Leaving it thin and rich with the Painting Medium provides a solid layer of paint that will get tacky quickly so we can paint on it but it will still be workable if necessary.

STEP EIGHT
Now all the high value elements that are receiving direct sunlight are brushed in over the previous stage. Green mixes with lots of red and yellow in them to keep them warm are used.
For the broader masses, the paint is applied thickly and dragged off the brush by the existing paint layers more so than painted on directly. This enables a hit and miss coverage that leaves natural looking random gaps so that the lower shade values show through.
This brush technique needs to be executed carefully ith the brush laid almost flat against the painting surface, making minimal contact.
For the thinner elements and highlights, thicker paint is laid on by dabbing and/or twisting the tip of smaller brushes so as to work the paint on to the surface.

FINAL STEP
To bring the painting to completion, all the little interesting bits and high chroma highlights are added with small flat and round brushes plus a rigger and a small fan.
The red flowers tints are various mixes of Winsor Red and Cadmium Yellow Light with Titanium White put on with very thick dabs of paint from the tip of a small round brush. The stems are placed with the flat edge of a palette knife. Using the knife like a stamp enables fine vibrant lines to be placed directly onto wet paint, a task which can be very difficult using a brush. This is a very useful technique that may need some practice first before attempting on a painting if you haven’t done it before.
The fan brush is used to create some textured “busy” areas of tangled twigs and leaves. A few extra sticks can be placed across the foliage and into the sky with the edge of the knife and some dark brown mix.
At this stage the painting could look like a group of unrelated objects sitting beside each other across the painting rather than a unified whole. To bring it all together so that everything seems related to everything else and a sense of harmony is achieved, we need to add a common element.

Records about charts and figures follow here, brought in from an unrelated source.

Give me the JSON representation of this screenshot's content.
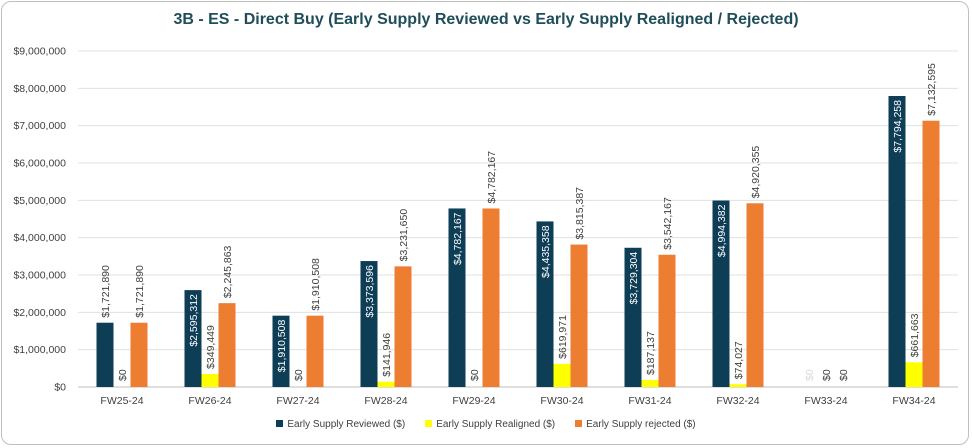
{
  "chart_data": {
    "type": "bar",
    "title": "3B - ES - Direct Buy (Early Supply Reviewed vs Early Supply Realigned / Rejected)",
    "categories": [
      "FW25-24",
      "FW26-24",
      "FW27-24",
      "FW28-24",
      "FW29-24",
      "FW30-24",
      "FW31-24",
      "FW32-24",
      "FW33-24",
      "FW34-24"
    ],
    "ylim": [
      0,
      9000000
    ],
    "yticks": [
      "$0",
      "$1,000,000",
      "$2,000,000",
      "$3,000,000",
      "$4,000,000",
      "$5,000,000",
      "$6,000,000",
      "$7,000,000",
      "$8,000,000",
      "$9,000,000"
    ],
    "grid": true,
    "legend_position": "bottom",
    "series": [
      {
        "name": "Early Supply Reviewed ($)",
        "color": "#0e3d56",
        "values": [
          1721890,
          2595312,
          1910508,
          3373596,
          4782167,
          4435358,
          3729304,
          4994382,
          0,
          7794258
        ],
        "labels": [
          "$1,721,890",
          "$2,595,312",
          "$1,910,508",
          "$3,373,596",
          "$4,782,167",
          "$4,435,358",
          "$3,729,304",
          "$4,994,382",
          "$0",
          "$7,794,258"
        ]
      },
      {
        "name": "Early Supply Realigned ($)",
        "color": "#ffff00",
        "values": [
          0,
          349449,
          0,
          141946,
          0,
          619971,
          187137,
          74027,
          0,
          661663
        ],
        "labels": [
          "$0",
          "$349,449",
          "$0",
          "$141,946",
          "$0",
          "$619,971",
          "$187,137",
          "$74,027",
          "$0",
          "$661,663"
        ]
      },
      {
        "name": "Early Supply rejected ($)",
        "color": "#ed7d31",
        "values": [
          1721890,
          2245863,
          1910508,
          3231650,
          4782167,
          3815387,
          3542167,
          4920355,
          0,
          7132595
        ],
        "labels": [
          "$1,721,890",
          "$2,245,863",
          "$1,910,508",
          "$3,231,650",
          "$4,782,167",
          "$3,815,387",
          "$3,542,167",
          "$4,920,355",
          "$0",
          "$7,132,595"
        ]
      }
    ]
  }
}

This is done with greys. Mix two mid value greys, one warm tending towards red yellow, and one cool tending towards blue green. They should be close in colour and almost colour neutral but still easily discernible from each other. Now sprinkle little dabs of those two greys around all over the foliage areas, popping them into little gaps and over similar value greens. Use them to cover up untidy bits. Don’t overdo it and don’t put them in the deep darks areas or over highlights. Stick to mid value areas.
Using these greys will tie everything together and subdue any tendency for the painting to start appearing too “chocolate box” pretty.
Before finishing, the foreground earth details need to be put in. Mix tints of mauve/brown by adding some white and yellow to purple. These are for the shadows and are brushed in directly. For the sunlit areas of ground, mix tints of orange and paint those on directly too. Add a touch of purple to reduce the strength of the oranges and more white and yellow for the strongest highlights. Take care to mould the ground shadows to the left of the highlighted mounds so as to achieve a sense of light coming in strongly from the right.
Finally, the rock is painted in directly over a dark brown base using slightly lighter tints of the ground shadow mauves and that completes the painting.